Zaczyna się. Klasy trzecie wywlekają na korytarze tony szarego papieru, farb i rozpoczynają tworzenie dekoracji. Każdy ma inny pomysł (nawet jeśli teoretycznie taki sam…), współpraca bywa trudna, ale obywa się bez wojen. Powietrze pachnie klejem (niektórym bardzo to pasowało), farbami i spray'ami. Mocna mieszanka.

10 stycznia

Klasy powoli wkraczają do swoich sal, reszta (ci z przydzielonymi korytarzami) nadal blokują ciągi komunikacyjne tj. korytarze. Na plakatach zaczynają pojawiać się bardziej precyzyjne kształty, postacie, krajobrazy. Robi się coraz bardziej kolorowo. Brak materiałów zmusza uczniów do „wycieczek na miasto”, składek wewnątrzklasowych i nerwów. Jakimś cudem, kolejny długi dzień dekorowania szkoły kończy się spokojnie.

11 stycznia

Ostatnie poprawki, dmuchanie balonów, ustawianie krzeseł i ławek. Dziewczyny w trakcie gorączki kosmetyczno-fryzjersko-sukienkowej. Wszyscy chcą jak najwcześniej opuścić szkołę i zająć się sobą, w końcu jutro wielki dzień. Jednak wcześniej wieczorna próba poloneza. Trochę nerwowo, trochę niespokojnie i z wpadkami, ale to takie symboliczne – na szczęście.

12 stycznia!!!

Studniówka. Chłopcy śpią długo, dziewczyny zajmują się babskimi rozrywkami - fryzjer, kosmetyczka i takie tam. Dzień mija szybko.

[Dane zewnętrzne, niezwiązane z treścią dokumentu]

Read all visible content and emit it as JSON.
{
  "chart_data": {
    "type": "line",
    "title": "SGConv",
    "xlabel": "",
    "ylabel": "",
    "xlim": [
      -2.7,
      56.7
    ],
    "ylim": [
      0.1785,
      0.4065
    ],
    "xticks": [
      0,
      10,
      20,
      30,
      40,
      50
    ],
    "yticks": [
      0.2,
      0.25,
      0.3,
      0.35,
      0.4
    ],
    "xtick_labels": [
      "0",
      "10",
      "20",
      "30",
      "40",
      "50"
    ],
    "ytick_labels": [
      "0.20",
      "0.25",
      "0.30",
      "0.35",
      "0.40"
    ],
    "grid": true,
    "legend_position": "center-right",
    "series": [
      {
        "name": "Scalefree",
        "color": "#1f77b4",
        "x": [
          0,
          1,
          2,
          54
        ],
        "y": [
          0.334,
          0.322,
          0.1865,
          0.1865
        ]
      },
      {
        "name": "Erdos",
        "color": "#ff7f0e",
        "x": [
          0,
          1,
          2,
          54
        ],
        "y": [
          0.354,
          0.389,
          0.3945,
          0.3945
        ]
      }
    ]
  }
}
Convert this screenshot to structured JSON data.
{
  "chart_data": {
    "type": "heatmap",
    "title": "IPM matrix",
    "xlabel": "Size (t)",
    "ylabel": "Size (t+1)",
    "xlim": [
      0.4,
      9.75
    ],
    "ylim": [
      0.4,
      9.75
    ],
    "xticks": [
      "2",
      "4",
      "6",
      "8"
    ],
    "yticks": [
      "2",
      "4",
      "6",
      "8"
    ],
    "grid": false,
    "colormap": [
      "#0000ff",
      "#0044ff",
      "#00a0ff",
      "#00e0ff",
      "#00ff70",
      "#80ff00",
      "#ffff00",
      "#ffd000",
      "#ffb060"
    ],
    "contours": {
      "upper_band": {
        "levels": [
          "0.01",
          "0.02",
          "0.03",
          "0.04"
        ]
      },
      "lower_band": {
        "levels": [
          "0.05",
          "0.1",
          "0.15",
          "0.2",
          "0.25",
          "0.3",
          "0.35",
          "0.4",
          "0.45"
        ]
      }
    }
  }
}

O 18.30 uczniowie zaczynają pojawiać się w szkole, która wygląda przepięknie i zupełnie inaczej niż na co dzień. Miła odmiana. Zresztą dziś nikt nie wygląda jak zawsze. Przy wejściu „ochrona” zabiera zaproszenia i informuje nas, że z powrotem dostaniemy je później (kiedy? Nie wiem, nikt zwrotu nie otrzymał). Szatnia i juz każdy może podziwiać suknie, koszule i garnitury. Chociaż, nie oszukujmy się, to sukienki wzbudzały najwięcej emocji. Każdy skanował wzrokiem każdego (szczególnie to zajęcie upodobały sobie panie), oceniał i po cichu komentował. Jak zawsze.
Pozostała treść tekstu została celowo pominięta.